Former Obama Staffers Urge President To Reject Keystone XL Extension

A group of 145 former staffers for President Barack Obama are speaking out in opposition to the Keystone XL pipeline extension, urging the president to “cement your legacy as a climate champion by rejecting” the controversial plan.

President Obama is expected to make a decision on the pipeline extension by this winter. The extension, which would transport 830,000 barrels of crude oil a day — mostly from tar sands in Alberta to refineries in Texas — is bitterly opposed by environmentalists who warn that it will have a terrible impact on the environment while providing little economic gain.

The staffers, who are veterans of President Obama’s 2008 and 2012 campaigns, made their opposition to the pipeline known in an open letter released Thursday.

“You already know all the reasons we can’t afford this pipeline — that it will lock in gigatons of carbon pollution over the next four decades and that it could spill into our nation’s most valuable water sources –we’re just asking you to think of us when you make up your mind,” the letter reads. “Dozens of supporters across the country told us they were casting their ballot for someone they could count on to make the tough calls when it came to our security and our health care and our climate. They voted for you, Mr. President, because we told them you’d be on the right side of history when you had to make these calls. Because we knew you’d do the right thing and stop this pipeline.”

“Please don’t disappoint us,” the former staffers conclude. “Reject Keystone XL.”

On Friday, the 145 former staffers were joined in their opposition by a much more high-profile supporter of the president: Senator Tim Kaine (D-VA). Kaine — who was the first governor outside Illinois to endorse Obama for president, and was Obama’s personal pick to chair the Democratic National Committee in 2009 — is one of a growing group of Senate Democrats who are prioritizing climate change as a top issue.

“By most accounts, oil from tar sands is 15 to 20 percent dirtier than conventional petroleum, and the process of extracting and refining it is more difficult and resource-intensive,” Kaine wrote in an op-ed for The Washington Post. “Approving the pipeline would send a clear signal to the markets to expand the development of tar sands oil. Such an expansion would hurt our nation’s work to reduce carbon emissions. We have to make energy cleaner tomorrow than it is today.

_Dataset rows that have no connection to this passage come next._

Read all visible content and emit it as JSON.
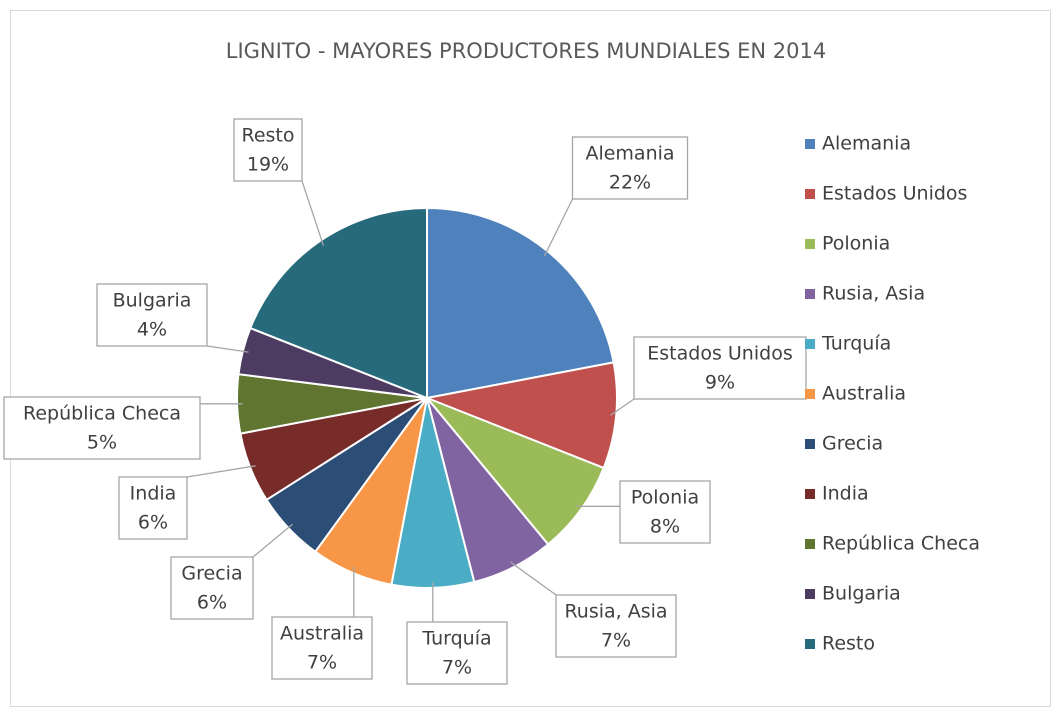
{
  "chart_data": {
    "type": "pie",
    "title": "LIGNITO - MAYORES PRODUCTORES MUNDIALES EN 2014",
    "categories": [
      "Alemania",
      "Estados Unidos",
      "Polonia",
      "Rusia, Asia",
      "Turquía",
      "Australia",
      "Grecia",
      "India",
      "República Checa",
      "Bulgaria",
      "Resto"
    ],
    "values": [
      22,
      9,
      8,
      7,
      7,
      7,
      6,
      6,
      5,
      4,
      19
    ],
    "value_labels": [
      "22%",
      "9%",
      "8%",
      "7%",
      "7%",
      "7%",
      "6%",
      "6%",
      "5%",
      "4%",
      "19%"
    ],
    "colors": [
      "#4f81bd",
      "#c0504d",
      "#9bbb59",
      "#8064a2",
      "#4bacc6",
      "#f79646",
      "#2c4d75",
      "#772c2a",
      "#5f7530",
      "#4d3b62",
      "#276a7c"
    ],
    "legend": "right"
  }
}
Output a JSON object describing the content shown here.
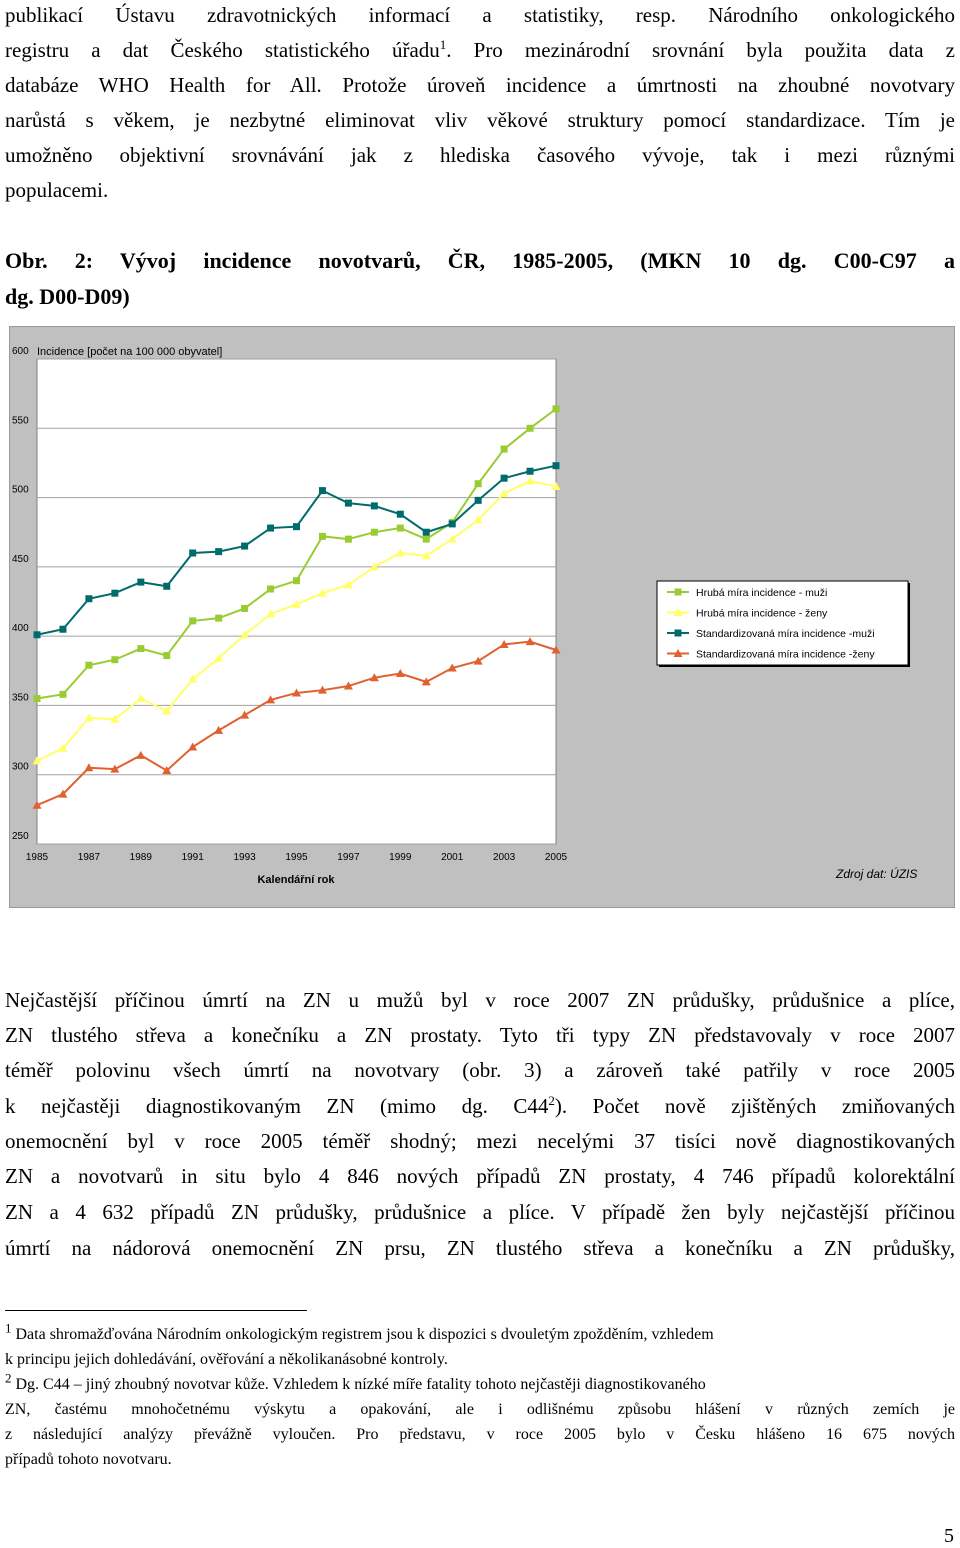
{
  "intro": {
    "lines": [
      "publikací Ústavu zdravotnických informací a statistiky, resp. Národního onkologického",
      "registru a dat Českého statistického úřadu",
      "databáze WHO Health for All. Protože úroveň incidence a úmrtnosti na zhoubné novotvary",
      "narůstá s věkem, je nezbytné eliminovat vliv věkové struktury pomocí standardizace. Tím je",
      "umožněno objektivní srovnávání jak z hlediska časového vývoje, tak i mezi různými",
      "populacemi."
    ],
    "line2_sup": "1",
    "line2_rest": ". Pro mezinárodní srovnání byla použita data z"
  },
  "figure": {
    "caption_line1": "Obr. 2: Vývoj incidence novotvarů, ČR, 1985-2005, (MKN 10 dg. C00-C97 a",
    "caption_line2": "dg. D00-D09)"
  },
  "chart_data": {
    "type": "line",
    "ylabel": "Incidence [počet na 100 000 obyvatel]",
    "xlabel": "Kalendářní rok",
    "source_note": "Zdroj dat: ÚZIS",
    "ylim": [
      250,
      600
    ],
    "yticks": [
      250,
      300,
      350,
      400,
      450,
      500,
      550,
      600
    ],
    "xticks": [
      "1985",
      "1987",
      "1989",
      "1991",
      "1993",
      "1995",
      "1997",
      "1999",
      "2001",
      "2003",
      "2005"
    ],
    "x": [
      1985,
      1986,
      1987,
      1988,
      1989,
      1990,
      1991,
      1992,
      1993,
      1994,
      1995,
      1996,
      1997,
      1998,
      1999,
      2000,
      2001,
      2002,
      2003,
      2004,
      2005
    ],
    "grid": "horizontal",
    "legend_position": "right",
    "series": [
      {
        "name": "Hrubá míra incidence - muži",
        "marker": "square",
        "color": "#99cc33",
        "values": [
          355,
          358,
          379,
          383,
          391,
          386,
          411,
          413,
          420,
          434,
          440,
          472,
          470,
          475,
          478,
          470,
          482,
          510,
          535,
          550,
          564
        ]
      },
      {
        "name": "Hrubá míra incidence - ženy",
        "marker": "triangle",
        "color": "#ffff66",
        "values": [
          310,
          319,
          341,
          340,
          355,
          346,
          369,
          384,
          401,
          416,
          423,
          431,
          437,
          450,
          460,
          458,
          470,
          484,
          503,
          512,
          508
        ]
      },
      {
        "name": "Standardizovaná míra incidence -muži",
        "marker": "square",
        "color": "#006b6b",
        "values": [
          401,
          405,
          427,
          431,
          439,
          436,
          460,
          461,
          465,
          478,
          479,
          505,
          496,
          494,
          488,
          475,
          481,
          498,
          514,
          519,
          523
        ]
      },
      {
        "name": "Standardizovaná míra incidence -ženy",
        "marker": "triangle",
        "color": "#e06030",
        "values": [
          278,
          286,
          305,
          304,
          314,
          303,
          320,
          332,
          343,
          354,
          359,
          361,
          364,
          370,
          373,
          367,
          377,
          382,
          394,
          396,
          390
        ]
      }
    ]
  },
  "body": {
    "lines": [
      "Nejčastější příčinou úmrtí na ZN u mužů byl v roce 2007 ZN průdušky, průdušnice a plíce,",
      "ZN tlustého střeva a konečníku a ZN prostaty. Tyto tři typy ZN představovaly v roce 2007",
      "téměř polovinu všech úmrtí na novotvary (obr. 3) a zároveň také patřily v roce 2005",
      "k nejčastěji diagnostikovaným ZN (mimo dg. C44",
      "onemocnění byl v roce 2005 téměř shodný; mezi necelými 37 tisíci nově diagnostikovaných",
      "ZN a novotvarů in situ bylo 4 846 nových případů ZN prostaty, 4 746 případů kolorektální",
      "ZN a 4 632 případů ZN průdušky, průdušnice a plíce. V případě žen byly nejčastější příčinou",
      "úmrtí na nádorová onemocnění ZN prsu, ZN tlustého střeva a konečníku a ZN průdušky,"
    ],
    "line4_sup": "2",
    "line4_rest": "). Počet nově zjištěných zmiňovaných"
  },
  "footnotes": {
    "fn1_mark": "1",
    "fn1_line1": "Data shromažďována Národním onkologickým registrem jsou k dispozici s dvouletým zpožděním, vzhledem",
    "fn1_line2": "k principu jejich dohledávání, ověřování a několikanásobné kontroly.",
    "fn2_mark": "2",
    "fn2_line1": "Dg. C44 – jiný zhoubný novotvar kůže. Vzhledem k nízké míře fatality tohoto nejčastěji diagnostikovaného",
    "fn2_line2": "ZN, častému mnohočetnému výskytu a opakování, ale i odlišnému způsobu hlášení v různých zemích je",
    "fn2_line3": "z následující analýzy převážně vyloučen. Pro představu, v roce 2005 bylo v Česku hlášeno 16 675 nových",
    "fn2_line4": "případů tohoto novotvaru."
  },
  "page_number": "5"
}
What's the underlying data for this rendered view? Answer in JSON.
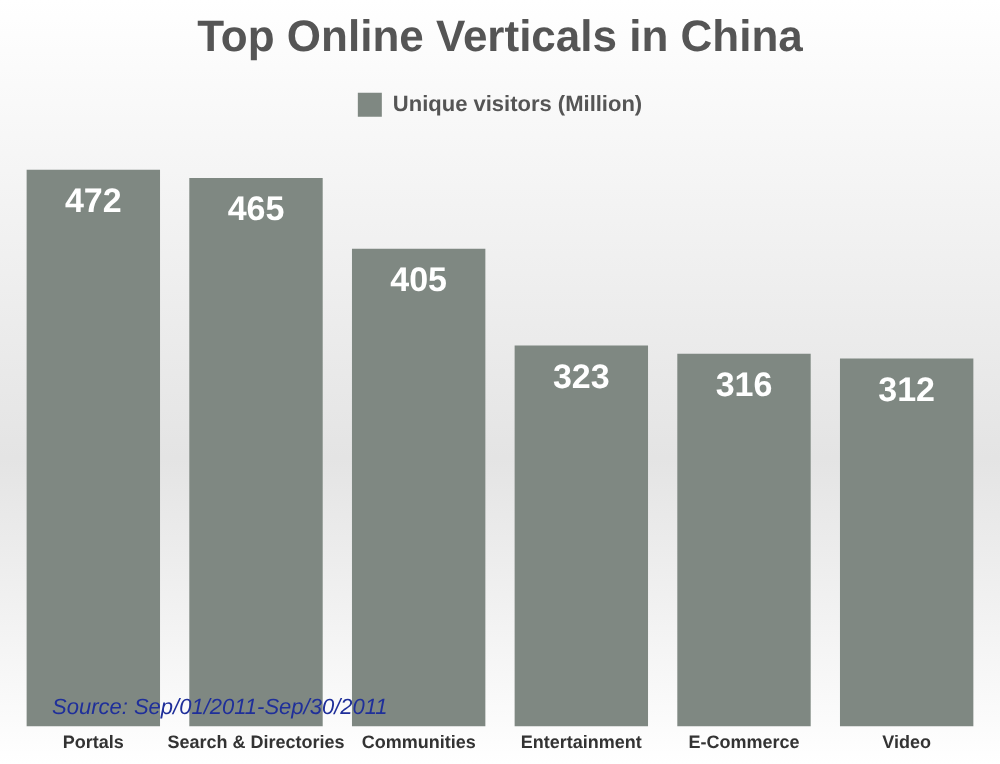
{
  "chart_data": {
    "type": "bar",
    "title": "Top Online Verticals in China",
    "categories": [
      "Portals",
      "Search & Directories",
      "Communities",
      "Entertainment",
      "E-Commerce",
      "Video"
    ],
    "series": [
      {
        "name": "Unique visitors (Million)",
        "color": "#7f8882",
        "values": [
          472,
          465,
          405,
          323,
          316,
          312
        ]
      }
    ],
    "tick_labels": "x",
    "grid": false,
    "legend": "top",
    "data_labels": true,
    "annotations": [
      "Source: Sep/01/2011-Sep/30/2011"
    ]
  }
}
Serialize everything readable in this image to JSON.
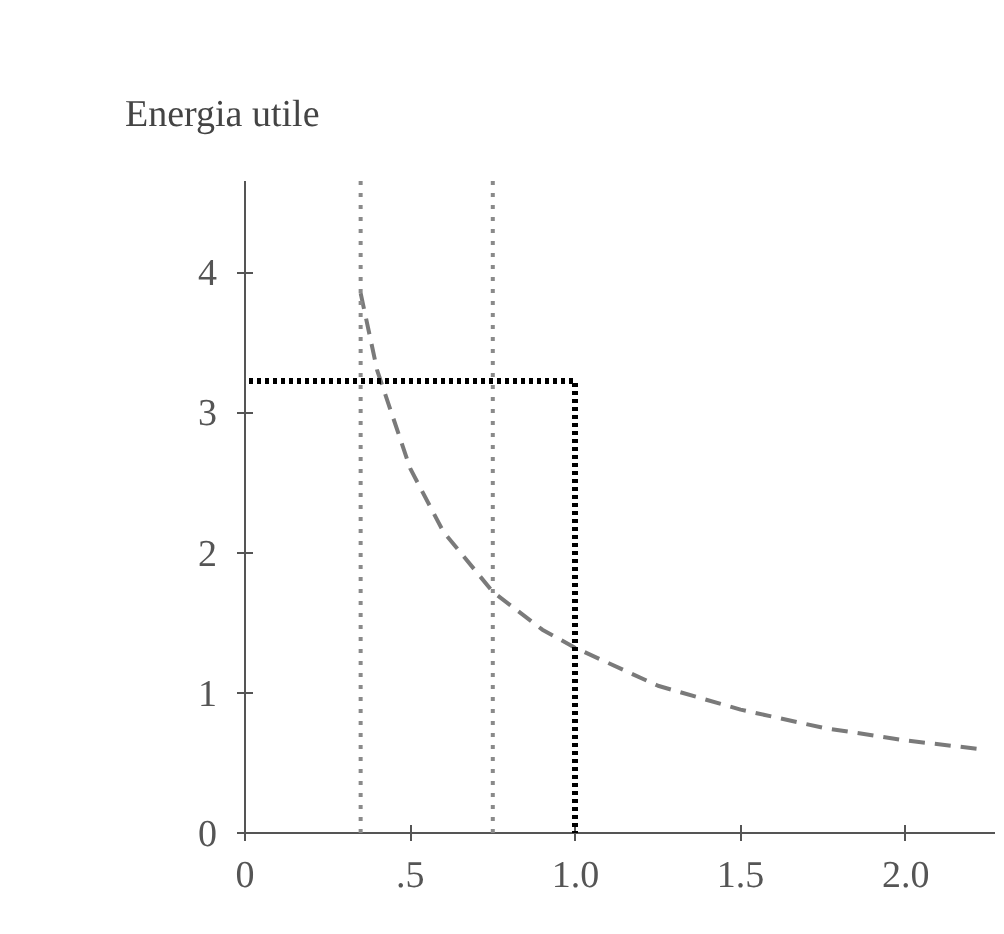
{
  "chart_data": {
    "type": "line",
    "title": "Energia utile",
    "x": [
      0.35,
      0.4,
      0.5,
      0.6,
      0.75,
      0.9,
      1.0,
      1.25,
      1.5,
      1.75,
      2.0,
      2.22
    ],
    "series": [
      {
        "color": "#7a7a7a",
        "values": [
          3.85,
          3.3,
          2.6,
          2.15,
          1.72,
          1.45,
          1.32,
          1.05,
          0.88,
          0.75,
          0.66,
          0.6
        ]
      }
    ],
    "line_style": "dashed",
    "marker": "none",
    "grid": false,
    "xlim": [
      0,
      2.27
    ],
    "ylim": [
      0,
      4.65
    ],
    "xticks": [
      0,
      {
        "value": 0.5,
        "label": ".5"
      },
      {
        "value": 1.0,
        "label": "1.0"
      },
      {
        "value": 1.5,
        "label": "1.5"
      },
      {
        "value": 2.0,
        "label": "2.0"
      }
    ],
    "yticks": [
      0,
      1,
      2,
      3,
      4
    ],
    "ref_lines": [
      {
        "axis": "x",
        "value": 0.35,
        "label": null,
        "color": "#8a8a8a",
        "line_style": "dotted"
      },
      {
        "axis": "x",
        "value": 0.75,
        "label": null,
        "color": "#8a8a8a",
        "line_style": "dotted"
      }
    ]
  }
}
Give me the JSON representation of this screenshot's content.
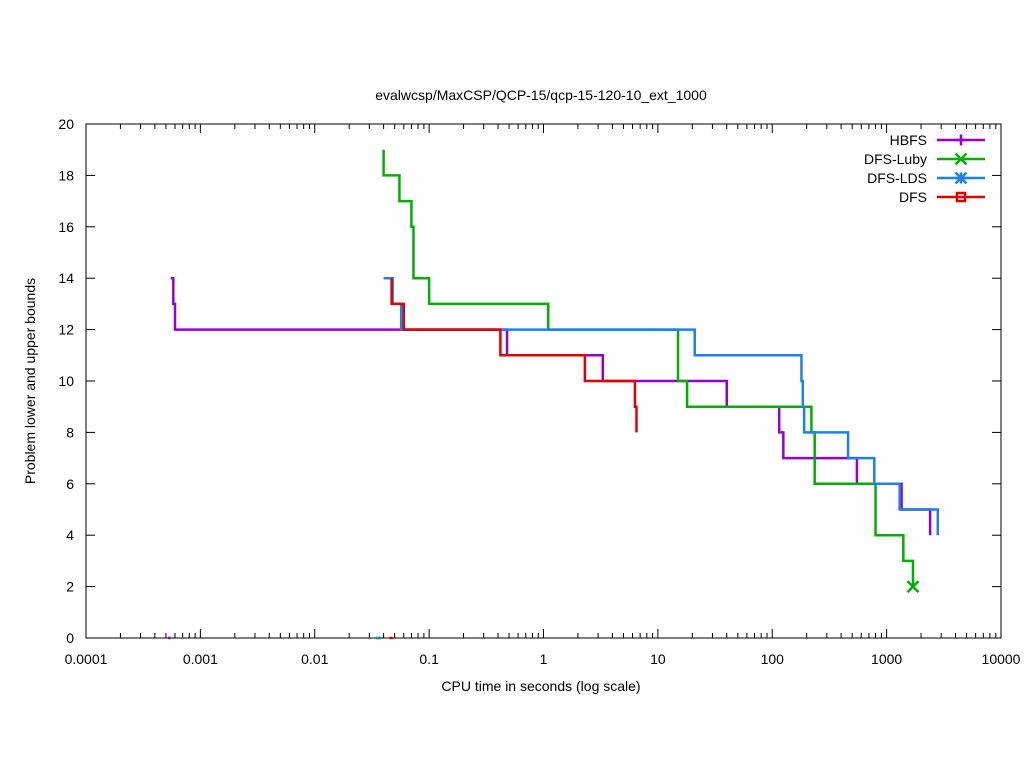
{
  "chart_data": {
    "type": "line",
    "title": "evalwcsp/MaxCSP/QCP-15/qcp-15-120-10_ext_1000",
    "xlabel": "CPU time in seconds (log scale)",
    "ylabel": "Problem lower and upper bounds",
    "x_scale": "log",
    "xlim": [
      0.0001,
      10000
    ],
    "ylim": [
      0,
      20
    ],
    "x_ticks": [
      {
        "value": 0.0001,
        "label": "0.0001"
      },
      {
        "value": 0.001,
        "label": "0.001"
      },
      {
        "value": 0.01,
        "label": "0.01"
      },
      {
        "value": 0.1,
        "label": "0.1"
      },
      {
        "value": 1,
        "label": "1"
      },
      {
        "value": 10,
        "label": "10"
      },
      {
        "value": 100,
        "label": "100"
      },
      {
        "value": 1000,
        "label": "1000"
      },
      {
        "value": 10000,
        "label": "10000"
      }
    ],
    "y_ticks": [
      {
        "value": 0,
        "label": "0"
      },
      {
        "value": 2,
        "label": "2"
      },
      {
        "value": 4,
        "label": "4"
      },
      {
        "value": 6,
        "label": "6"
      },
      {
        "value": 8,
        "label": "8"
      },
      {
        "value": 10,
        "label": "10"
      },
      {
        "value": 12,
        "label": "12"
      },
      {
        "value": 14,
        "label": "14"
      },
      {
        "value": 16,
        "label": "16"
      },
      {
        "value": 18,
        "label": "18"
      },
      {
        "value": 20,
        "label": "20"
      }
    ],
    "grid": false,
    "legend_position": "top-right",
    "series": [
      {
        "name": "HBFS",
        "color": "#9400d3",
        "marker": "plus",
        "upper": [
          [
            0.00055,
            14
          ],
          [
            0.00058,
            14
          ],
          [
            0.00058,
            13
          ],
          [
            0.0006,
            13
          ],
          [
            0.0006,
            12
          ],
          [
            0.48,
            12
          ],
          [
            0.48,
            11
          ],
          [
            3.3,
            11
          ],
          [
            3.3,
            10
          ],
          [
            40,
            10
          ],
          [
            40,
            9
          ],
          [
            115,
            9
          ],
          [
            115,
            8
          ],
          [
            125,
            8
          ],
          [
            125,
            7
          ],
          [
            550,
            7
          ],
          [
            550,
            6
          ],
          [
            1350,
            6
          ],
          [
            1350,
            5
          ],
          [
            2400,
            5
          ],
          [
            2400,
            4
          ]
        ],
        "lower": [
          [
            0.00052,
            0
          ],
          [
            0.00055,
            0
          ]
        ],
        "end_marker": null
      },
      {
        "name": "DFS-Luby",
        "color": "#00b000",
        "marker": "x",
        "upper": [
          [
            0.04,
            19
          ],
          [
            0.04,
            18
          ],
          [
            0.055,
            18
          ],
          [
            0.055,
            17
          ],
          [
            0.07,
            17
          ],
          [
            0.07,
            16
          ],
          [
            0.073,
            16
          ],
          [
            0.073,
            14
          ],
          [
            0.1,
            14
          ],
          [
            0.1,
            13
          ],
          [
            1.1,
            13
          ],
          [
            1.1,
            12
          ],
          [
            15,
            12
          ],
          [
            15,
            10
          ],
          [
            18,
            10
          ],
          [
            18,
            9
          ],
          [
            220,
            9
          ],
          [
            220,
            8
          ],
          [
            235,
            8
          ],
          [
            235,
            6
          ],
          [
            800,
            6
          ],
          [
            800,
            4
          ],
          [
            1400,
            4
          ],
          [
            1400,
            3
          ],
          [
            1700,
            3
          ],
          [
            1700,
            2
          ]
        ],
        "lower": [
          [
            0.034,
            0
          ],
          [
            0.037,
            0
          ]
        ],
        "end_marker": [
          1700,
          2
        ]
      },
      {
        "name": "DFS-LDS",
        "color": "#1e80f0",
        "marker": "star",
        "upper": [
          [
            0.04,
            14
          ],
          [
            0.048,
            14
          ],
          [
            0.048,
            13
          ],
          [
            0.057,
            13
          ],
          [
            0.057,
            12
          ],
          [
            21,
            12
          ],
          [
            21,
            11
          ],
          [
            180,
            11
          ],
          [
            180,
            10
          ],
          [
            185,
            10
          ],
          [
            185,
            9
          ],
          [
            190,
            9
          ],
          [
            190,
            8
          ],
          [
            460,
            8
          ],
          [
            460,
            7
          ],
          [
            780,
            7
          ],
          [
            780,
            6
          ],
          [
            1300,
            6
          ],
          [
            1300,
            5
          ],
          [
            2800,
            5
          ],
          [
            2800,
            4
          ]
        ],
        "lower": [
          [
            0.035,
            0
          ],
          [
            0.038,
            0
          ]
        ],
        "end_marker": null
      },
      {
        "name": "DFS",
        "color": "#e00000",
        "marker": "square",
        "upper": [
          [
            0.047,
            14
          ],
          [
            0.047,
            13
          ],
          [
            0.06,
            13
          ],
          [
            0.06,
            12
          ],
          [
            0.42,
            12
          ],
          [
            0.42,
            11
          ],
          [
            2.3,
            11
          ],
          [
            2.3,
            10
          ],
          [
            6.3,
            10
          ],
          [
            6.3,
            9
          ],
          [
            6.5,
            9
          ],
          [
            6.5,
            8
          ]
        ],
        "lower": [
          [
            0.045,
            0
          ],
          [
            0.048,
            0
          ]
        ],
        "end_marker": null
      }
    ]
  }
}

That’s why the president should block Keystone.”

“Someday when I am long retired from the Senate and kids ask me what I did for energy and the environment, I want to tell them a story about how the United States led the way with innovative solutions that created jobs, reduced pollution and tackled our energy challenges head-on,” Kaine concluded. “I hope the president gets to tell that same story long after he’s out of office.”

While Obama’s final decision on the pipeline is still yet to be determined, the president has recently stepped up his efforts to fight climate change through a series of new regulations and executive orders.